When we are told that we should not be sad, that sadness is a symptom of lukewarmness, what does that mean? Surely it does not mean that we will never experience the emotion of sadness for the rest of our lives -- or that we should deny that we feel this emotion when we feel it. Or does it? Or is there another, more restricted meaning of the word "sadness" in writing on the spiritual life? In that context, does it mean something more along the line of "cultivating self-pity" or something like that? Or are we being warned to take sadness seriously, as a warning?

Yesterday I was walking around in a pretty blue mood all day long. (I went through about two years of clinical depression and had a mild relapse a few years later, so I tend to pay attention when I feel the grey cloud settling around me.) Nothing serious, nothing weepy, but still a melancholy day -- a mood that seemed most inappropriate for Easter Monday. Part of it was just the natural result of too little sleep (I had not slept well) and too little breakfast. Part of it was the letdown from getting back to the routine after the stress of travel.
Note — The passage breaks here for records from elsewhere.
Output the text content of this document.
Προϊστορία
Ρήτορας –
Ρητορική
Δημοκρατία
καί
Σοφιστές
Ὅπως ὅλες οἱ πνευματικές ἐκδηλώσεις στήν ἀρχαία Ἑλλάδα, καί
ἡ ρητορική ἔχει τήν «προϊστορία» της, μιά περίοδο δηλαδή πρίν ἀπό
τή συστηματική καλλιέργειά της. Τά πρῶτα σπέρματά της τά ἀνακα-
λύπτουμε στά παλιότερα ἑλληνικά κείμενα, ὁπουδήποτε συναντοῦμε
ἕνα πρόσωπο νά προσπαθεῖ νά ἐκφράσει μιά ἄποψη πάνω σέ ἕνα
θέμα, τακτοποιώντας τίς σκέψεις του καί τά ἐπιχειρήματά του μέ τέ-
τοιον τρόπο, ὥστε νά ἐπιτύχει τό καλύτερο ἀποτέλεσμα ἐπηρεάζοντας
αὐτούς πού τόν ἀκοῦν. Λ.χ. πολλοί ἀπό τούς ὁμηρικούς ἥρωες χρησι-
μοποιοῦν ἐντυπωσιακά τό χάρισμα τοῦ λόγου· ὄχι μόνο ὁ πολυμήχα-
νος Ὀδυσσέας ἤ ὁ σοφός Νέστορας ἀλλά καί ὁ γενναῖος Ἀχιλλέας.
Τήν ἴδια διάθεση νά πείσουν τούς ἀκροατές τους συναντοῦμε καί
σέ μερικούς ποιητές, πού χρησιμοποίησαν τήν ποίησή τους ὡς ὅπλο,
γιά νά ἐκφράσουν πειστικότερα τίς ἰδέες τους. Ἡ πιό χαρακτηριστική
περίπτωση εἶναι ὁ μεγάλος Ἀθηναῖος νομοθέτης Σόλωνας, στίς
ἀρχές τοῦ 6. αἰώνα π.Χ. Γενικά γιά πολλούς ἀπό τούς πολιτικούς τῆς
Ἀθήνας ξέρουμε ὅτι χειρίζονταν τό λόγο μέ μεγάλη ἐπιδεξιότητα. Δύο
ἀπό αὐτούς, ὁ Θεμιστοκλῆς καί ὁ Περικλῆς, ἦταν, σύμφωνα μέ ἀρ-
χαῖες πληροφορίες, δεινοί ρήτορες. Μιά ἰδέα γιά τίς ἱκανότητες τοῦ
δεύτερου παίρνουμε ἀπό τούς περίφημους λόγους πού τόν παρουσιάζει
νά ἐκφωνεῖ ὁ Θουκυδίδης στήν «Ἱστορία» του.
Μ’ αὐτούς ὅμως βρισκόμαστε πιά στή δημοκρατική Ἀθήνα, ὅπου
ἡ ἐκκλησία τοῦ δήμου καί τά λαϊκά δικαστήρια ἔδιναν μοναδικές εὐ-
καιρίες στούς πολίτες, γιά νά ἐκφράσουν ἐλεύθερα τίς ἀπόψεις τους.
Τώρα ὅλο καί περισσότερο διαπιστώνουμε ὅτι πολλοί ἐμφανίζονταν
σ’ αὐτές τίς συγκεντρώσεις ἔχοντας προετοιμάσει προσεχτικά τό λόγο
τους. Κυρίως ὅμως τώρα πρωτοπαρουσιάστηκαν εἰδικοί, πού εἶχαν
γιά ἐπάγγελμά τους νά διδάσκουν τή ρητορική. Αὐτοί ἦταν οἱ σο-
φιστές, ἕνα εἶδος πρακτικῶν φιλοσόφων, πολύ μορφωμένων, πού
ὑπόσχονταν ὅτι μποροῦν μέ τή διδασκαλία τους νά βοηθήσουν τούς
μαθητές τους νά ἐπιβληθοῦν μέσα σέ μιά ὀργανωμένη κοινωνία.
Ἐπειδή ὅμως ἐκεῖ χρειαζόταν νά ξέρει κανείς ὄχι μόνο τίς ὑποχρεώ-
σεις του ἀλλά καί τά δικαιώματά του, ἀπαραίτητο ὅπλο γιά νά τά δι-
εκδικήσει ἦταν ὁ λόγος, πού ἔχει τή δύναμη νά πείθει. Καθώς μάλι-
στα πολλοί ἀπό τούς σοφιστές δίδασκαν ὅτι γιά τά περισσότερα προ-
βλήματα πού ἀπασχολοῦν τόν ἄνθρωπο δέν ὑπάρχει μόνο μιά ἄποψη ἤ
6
But a good bit was just plain old disappointment and sorrow. Sorrow for my friend who had received bad news on Thursday; sorrow for the bad news everywhere. Sorrow over some disappointments we've had at our own house recently. And then the disappointment: disappointment at my very sense of disappointment (God has been good to us, what possible right do we have to "want more"); disappointment at my lackluster Lent (my resolution was to make daily mental prayer a priority, with a 50% success rate at best.) Disappointment at my totally lame Holy Week. Disappointment with my laziness, my disorganization, my dirty kitchen floor.

I wish I weren't so ignorant.

I wish I weren't so weak.

I wish I would remember that part of the answer is to stop worrying about -- to accept and even rejoice in -- my weakness and ignorance. But then, I missed class when that topic was covered, too.